1. ## Laurent expansion trouble!

I need to find the Laurent expansion about 0 for the function:

$f(z)=exp(-1/z^4)$

I've done Laurent expansions before for functions involving $exp(z)$, and used the taylor series to expand $exp(z)$, but I'm stumped on what to do for this question. I havn't come across any other examples like this..

2. Originally Posted by gizmo
I need to find the Laurent expansion about 0 for the function:

f(z)=exp(-1/z^4)

I've done Laurent expansions before for functions involving exp(z), and used the taylor series to expand exp(z), but I'm stumped on what to do for this question.
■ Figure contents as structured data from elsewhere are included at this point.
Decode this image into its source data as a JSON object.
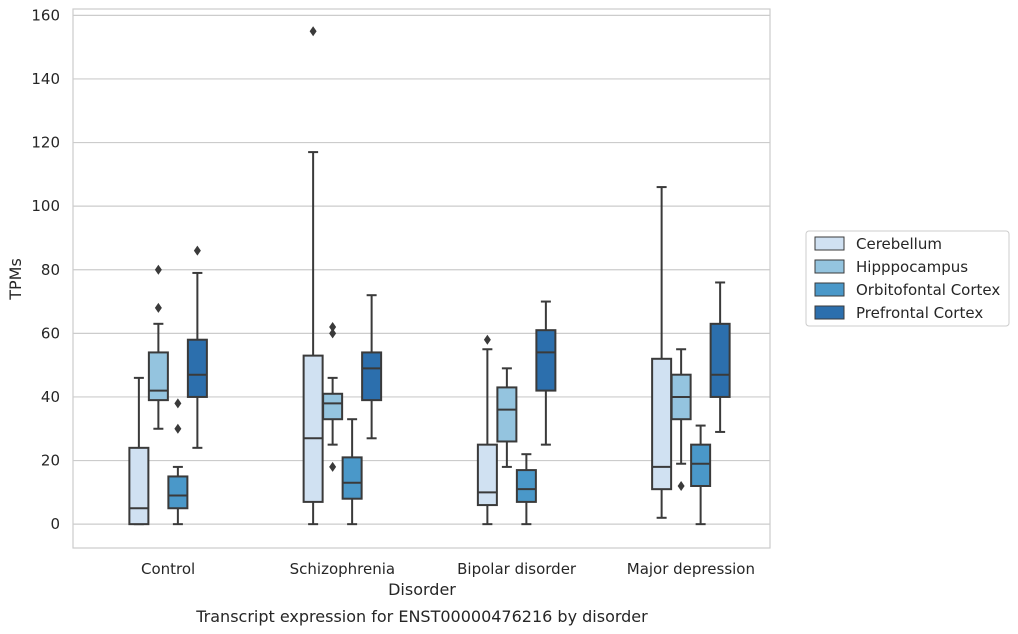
{
  "caption": "Transcript expression for ENST00000476216 by disorder",
  "chart_data": {
    "type": "box",
    "xlabel": "Disorder",
    "ylabel": "TPMs",
    "ylim": [
      -7.5,
      162
    ],
    "yticks": [
      0,
      20,
      40,
      60,
      80,
      100,
      120,
      140,
      160
    ],
    "grid": "horizontal",
    "legend_placement": "right",
    "categories": [
      "Control",
      "Schizophrenia",
      "Bipolar disorder",
      "Major depression"
    ],
    "series": [
      {
        "name": "Cerebellum",
        "color": "#d0e1f2",
        "boxes": [
          {
            "whisker_low": 0,
            "q1": 0,
            "median": 5,
            "q3": 24,
            "whisker_high": 46,
            "outliers": []
          },
          {
            "whisker_low": 0,
            "q1": 7,
            "median": 27,
            "q3": 53,
            "whisker_high": 117,
            "outliers": [
              155
            ]
          },
          {
            "whisker_low": 0,
            "q1": 6,
            "median": 10,
            "q3": 25,
            "whisker_high": 55,
            "outliers": [
              58
            ]
          },
          {
            "whisker_low": 2,
            "q1": 11,
            "median": 18,
            "q3": 52,
            "whisker_high": 106,
            "outliers": []
          }
        ]
      },
      {
        "name": "Hipppocampus",
        "color": "#94c4df",
        "boxes": [
          {
            "whisker_low": 30,
            "q1": 39,
            "median": 42,
            "q3": 54,
            "whisker_high": 63,
            "outliers": [
              68,
              80
            ]
          },
          {
            "whisker_low": 25,
            "q1": 33,
            "median": 38,
            "q3": 41,
            "whisker_high": 46,
            "outliers": [
              18,
              60,
              62
            ]
          },
          {
            "whisker_low": 18,
            "q1": 26,
            "median": 36,
            "q3": 43,
            "whisker_high": 49,
            "outliers": []
          },
          {
            "whisker_low": 19,
            "q1": 33,
            "median": 40,
            "q3": 47,
            "whisker_high": 55,
            "outliers": [
              12
            ]
          }
        ]
      },
      {
        "name": "Orbitofontal Cortex",
        "color": "#4a98c9",
        "boxes": [
          {
            "whisker_low": 0,
            "q1": 5,
            "median": 9,
            "q3": 15,
            "whisker_high": 18,
            "outliers": [
              30,
              38
            ]
          },
          {
            "whisker_low": 0,
            "q1": 8,
            "median": 13,
            "q3": 21,
            "whisker_high": 33,
            "outliers": []
          },
          {
            "whisker_low": 0,
            "q1": 7,
            "median": 11,
            "q3": 17,
            "whisker_high": 22,
            "outliers": []
          },
          {
            "whisker_low": 0,
            "q1": 12,
            "median": 19,
            "q3": 25,
            "whisker_high": 31,
            "outliers": []
          }
        ]
      },
      {
        "name": "Prefrontal Cortex",
        "color": "#2c6fad",
        "boxes": [
          {
            "whisker_low": 24,
            "q1": 40,
            "median": 47,
            "q3": 58,
            "whisker_high": 79,
            "outliers": [
              86
            ]
          },
          {
            "whisker_low": 27,
            "q1": 39,
            "median": 49,
            "q3": 54,
            "whisker_high": 72,
            "outliers": []
          },
          {
            "whisker_low": 25,
            "q1": 42,
            "median": 54,
            "q3": 61,
            "whisker_high": 70,
            "outliers": []
          },
          {
            "whisker_low": 29,
            "q1": 40,
            "median": 47,
            "q3": 63,
            "whisker_high": 76,
            "outliers": []
          }
        ]
      }
    ]
  }
}
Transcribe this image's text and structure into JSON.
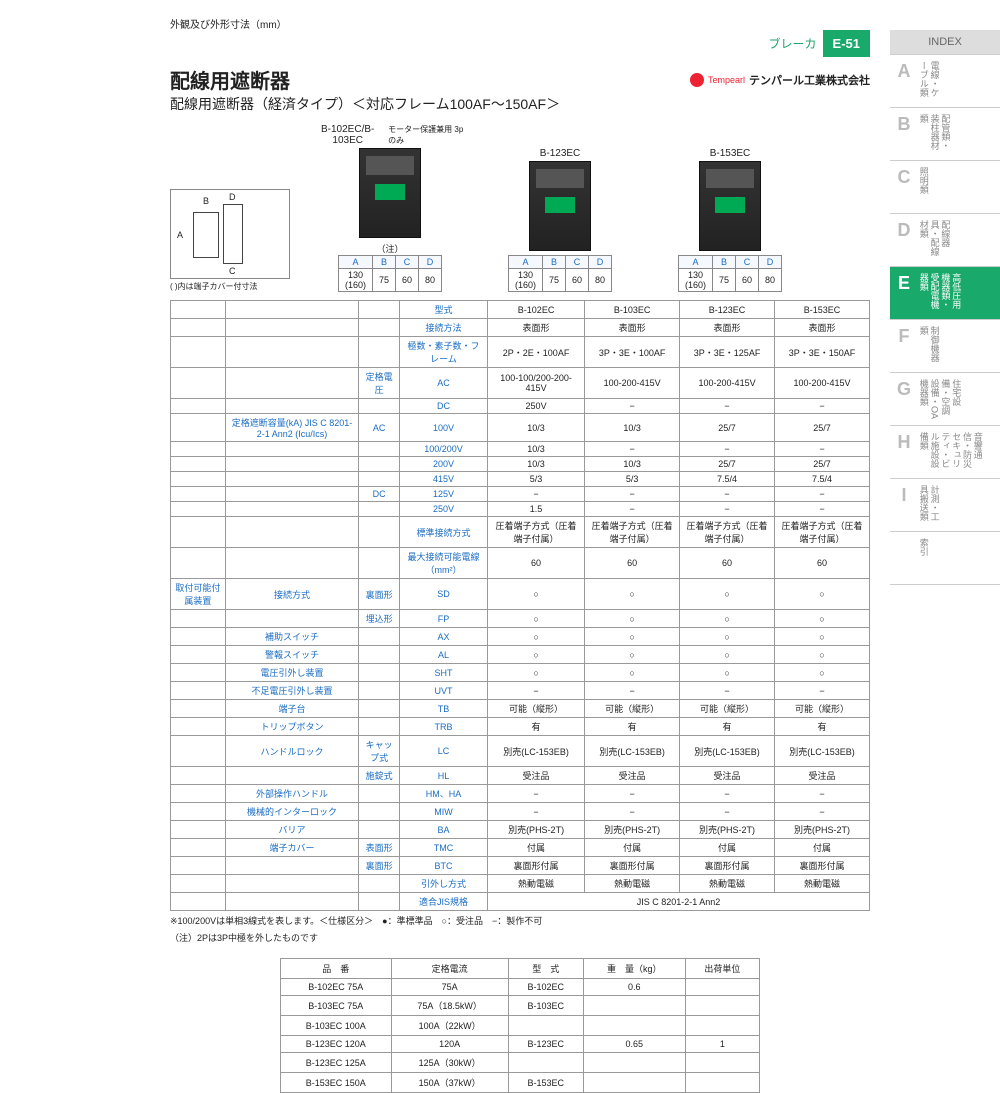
{
  "header": {
    "crumb": "ブレーカ",
    "pageno": "E-51",
    "title": "配線用遮断器",
    "subtitle": "配線用遮断器（経済タイプ）＜対応フレーム100AF～150AF＞",
    "company": "テンパール工業株式会社",
    "brand": "Tempearl"
  },
  "dim_box": {
    "title": "外観及び外形寸法（mm）",
    "labels": {
      "B": "B",
      "C": "C",
      "D": "D",
      "A": "A"
    },
    "note": "( )内は端子カバー付寸法"
  },
  "products": [
    {
      "name": "B-102EC/B-103EC",
      "sub": "モーター保護兼用 3pのみ",
      "note": "（注）",
      "dims": {
        "A": "130",
        "A2": "(160)",
        "B": "75",
        "C": "60",
        "D": "80"
      }
    },
    {
      "name": "B-123EC",
      "sub": "",
      "dims": {
        "A": "130",
        "A2": "(160)",
        "B": "75",
        "C": "60",
        "D": "80"
      }
    },
    {
      "name": "B-153EC",
      "sub": "",
      "dims": {
        "A": "130",
        "A2": "(160)",
        "B": "75",
        "C": "60",
        "D": "80"
      }
    }
  ],
  "spec": {
    "col_models": [
      "B-102EC",
      "B-103EC",
      "B-123EC",
      "B-153EC"
    ],
    "rows": [
      {
        "h": [
          "型式"
        ],
        "v": [
          "B-102EC",
          "B-103EC",
          "B-123EC",
          "B-153EC"
        ]
      },
      {
        "h": [
          "接続方法"
        ],
        "v": [
          "表面形",
          "表面形",
          "表面形",
          "表面形"
        ]
      },
      {
        "h": [
          "極数・素子数・フレーム"
        ],
        "v": [
          "2P・2E・100AF",
          "3P・3E・100AF",
          "3P・3E・125AF",
          "3P・3E・150AF"
        ]
      },
      {
        "h": [
          "定格電圧",
          "AC"
        ],
        "v": [
          "100-100/200-200-415V",
          "100-200-415V",
          "100-200-415V",
          "100-200-415V"
        ]
      },
      {
        "h": [
          "",
          "DC"
        ],
        "v": [
          "250V",
          "−",
          "−",
          "−"
        ]
      },
      {
        "h": [
          "定格遮断容量(kA) JIS C 8201-2-1 Ann2 (Icu/Ics)",
          "AC",
          "100V"
        ],
        "v": [
          "10/3",
          "10/3",
          "25/7",
          "25/7"
        ]
      },
      {
        "h": [
          "",
          "",
          "100/200V"
        ],
        "v": [
          "10/3",
          "−",
          "−",
          "−"
        ]
      },
      {
        "h": [
          "",
          "",
          "200V"
        ],
        "v": [
          "10/3",
          "10/3",
          "25/7",
          "25/7"
        ]
      },
      {
        "h": [
          "",
          "",
          "415V"
        ],
        "v": [
          "5/3",
          "5/3",
          "7.5/4",
          "7.5/4"
        ]
      },
      {
        "h": [
          "",
          "DC",
          "125V"
        ],
        "v": [
          "−",
          "−",
          "−",
          "−"
        ]
      },
      {
        "h": [
          "",
          "",
          "250V"
        ],
        "v": [
          "1.5",
          "−",
          "−",
          "−"
        ]
      },
      {
        "h": [
          "標準接続方式"
        ],
        "v": [
          "圧着端子方式（圧着端子付属）",
          "圧着端子方式（圧着端子付属）",
          "圧着端子方式（圧着端子付属）",
          "圧着端子方式（圧着端子付属）"
        ]
      },
      {
        "h": [
          "最大接続可能電線（mm²）"
        ],
        "v": [
          "60",
          "60",
          "60",
          "60"
        ]
      },
      {
        "h": [
          "取付可能付属装置",
          "接続方式",
          "裏面形",
          "SD"
        ],
        "v": [
          "○",
          "○",
          "○",
          "○"
        ]
      },
      {
        "h": [
          "",
          "",
          "埋込形",
          "FP"
        ],
        "v": [
          "○",
          "○",
          "○",
          "○"
        ]
      },
      {
        "h": [
          "",
          "補助スイッチ",
          "",
          "AX"
        ],
        "v": [
          "○",
          "○",
          "○",
          "○"
        ]
      },
      {
        "h": [
          "",
          "警報スイッチ",
          "",
          "AL"
        ],
        "v": [
          "○",
          "○",
          "○",
          "○"
        ]
      },
      {
        "h": [
          "",
          "電圧引外し装置",
          "",
          "SHT"
        ],
        "v": [
          "○",
          "○",
          "○",
          "○"
        ]
      },
      {
        "h": [
          "",
          "不足電圧引外し装置",
          "",
          "UVT"
        ],
        "v": [
          "−",
          "−",
          "−",
          "−"
        ]
      },
      {
        "h": [
          "",
          "端子台",
          "",
          "TB"
        ],
        "v": [
          "可能（縦形）",
          "可能（縦形）",
          "可能（縦形）",
          "可能（縦形）"
        ]
      },
      {
        "h": [
          "",
          "トリップボタン",
          "",
          "TRB"
        ],
        "v": [
          "有",
          "有",
          "有",
          "有"
        ]
      },
      {
        "h": [
          "",
          "ハンドルロック",
          "キャップ式",
          "LC"
        ],
        "v": [
          "別売(LC-153EB)",
          "別売(LC-153EB)",
          "別売(LC-153EB)",
          "別売(LC-153EB)"
        ]
      },
      {
        "h": [
          "",
          "",
          "施錠式",
          "HL"
        ],
        "v": [
          "受注品",
          "受注品",
          "受注品",
          "受注品"
        ]
      },
      {
        "h": [
          "",
          "外部操作ハンドル",
          "",
          "HM、HA"
        ],
        "v": [
          "−",
          "−",
          "−",
          "−"
        ]
      },
      {
        "h": [
          "",
          "機械的インターロック",
          "",
          "MIW"
        ],
        "v": [
          "−",
          "−",
          "−",
          "−"
        ]
      },
      {
        "h": [
          "",
          "バリア",
          "",
          "BA"
        ],
        "v": [
          "別売(PHS-2T)",
          "別売(PHS-2T)",
          "別売(PHS-2T)",
          "別売(PHS-2T)"
        ]
      },
      {
        "h": [
          "",
          "端子カバー",
          "表面形",
          "TMC"
        ],
        "v": [
          "付属",
          "付属",
          "付属",
          "付属"
        ]
      },
      {
        "h": [
          "",
          "",
          "裏面形",
          "BTC"
        ],
        "v": [
          "裏面形付属",
          "裏面形付属",
          "裏面形付属",
          "裏面形付属"
        ]
      },
      {
        "h": [
          "引外し方式"
        ],
        "v": [
          "熱動電磁",
          "熱動電磁",
          "熱動電磁",
          "熱動電磁"
        ]
      },
      {
        "h": [
          "適合JIS規格"
        ],
        "v": [
          "JIS C 8201-2-1 Ann2",
          "",
          "",
          ""
        ],
        "span": 4
      }
    ],
    "footnote1": "※100/200Vは単相3線式を表します。＜仕様区分＞　●：準標準品　○：受注品　−：製作不可",
    "footnote2": "（注）2Pは3P中極を外したものです"
  },
  "parts": {
    "head": [
      "品　番",
      "定格電流",
      "型　式",
      "重　量（kg）",
      "出荷単位"
    ],
    "rows": [
      [
        "B-102EC 75A",
        "75A",
        "B-102EC",
        "0.6",
        ""
      ],
      [
        "B-103EC 75A",
        "75A（18.5kW）",
        "B-103EC",
        "",
        ""
      ],
      [
        "B-103EC 100A",
        "100A（22kW）",
        "",
        "",
        ""
      ],
      [
        "B-123EC 120A",
        "120A",
        "B-123EC",
        "0.65",
        "1"
      ],
      [
        "B-123EC 125A",
        "125A（30kW）",
        "",
        "",
        ""
      ],
      [
        "B-153EC 150A",
        "150A（37kW）",
        "B-153EC",
        "",
        ""
      ]
    ]
  },
  "index": {
    "title": "INDEX",
    "tabs": [
      {
        "k": "A",
        "t": "電線・ケーブル類"
      },
      {
        "k": "B",
        "t": "配管類・装柱器材類"
      },
      {
        "k": "C",
        "t": "照明類"
      },
      {
        "k": "D",
        "t": "配線器具・配線材類"
      },
      {
        "k": "E",
        "t": "高低圧用機器類・受配電機器類",
        "active": true
      },
      {
        "k": "F",
        "t": "制御機器類"
      },
      {
        "k": "G",
        "t": "住宅設備・空調設備・OA機器類"
      },
      {
        "k": "H",
        "t": "音響通信・防災セキュリティ・ビル施設設備類"
      },
      {
        "k": "I",
        "t": "計測・工具搬送類"
      },
      {
        "k": "",
        "t": "索引"
      }
    ]
  }
}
I havn't come across any other examples like this..

Replace z with -1/z^4 in the usual Maclaurin series for e^z.

3. that seems blindingly obvious now... sorry :/

4. ok so far my working is as follows:

$f(z)=exp(-1/z^{-4})$

[replace $z$ with $-1/z^{-4}$ in power series for exponential function, to obtain Laurent series]

$f(z)=\sum (-1^n)(z^{-4n})/n!$

[as N $\rightarrow$infinity , the approximation becomes exact for all complex numbers z, except at z=0]

$f(z)=1-(z^{-4})+(z^{-8})/2!-(z^{-12})/3!+...$

I have now written out 4 non-zero terms for this question and the function, is what I've done correct? Would you add anything in?

Thanks. (I couldn't get the z^-4 to display correctly, sorry for the poor coding!)

5. Originally Posted by gizmo
ok so far my working is as follows:

$f(z)=exp(-1/z^{-4})$

[replace $z$ with $-1/z^{-4}$ in power series for exponential function, to obtain Laurent series]

$f(z)=\sum (-1^n)(z^{-4n})/n!$

[as N $\rightarrow$infinity , the approximation becomes exact for all complex numbers z, except at z=0]

$f(z)=1-(z^{-4})+(z^{-8})/2!-(z^{-12})/3!+...$

I have now written out 4 non-zero terms for this question and the function, is what I've done correct? Would you add anything in?

Thanks. (I couldn't get the z^-4 to display correctly, sorry for the poor coding!)
Yes.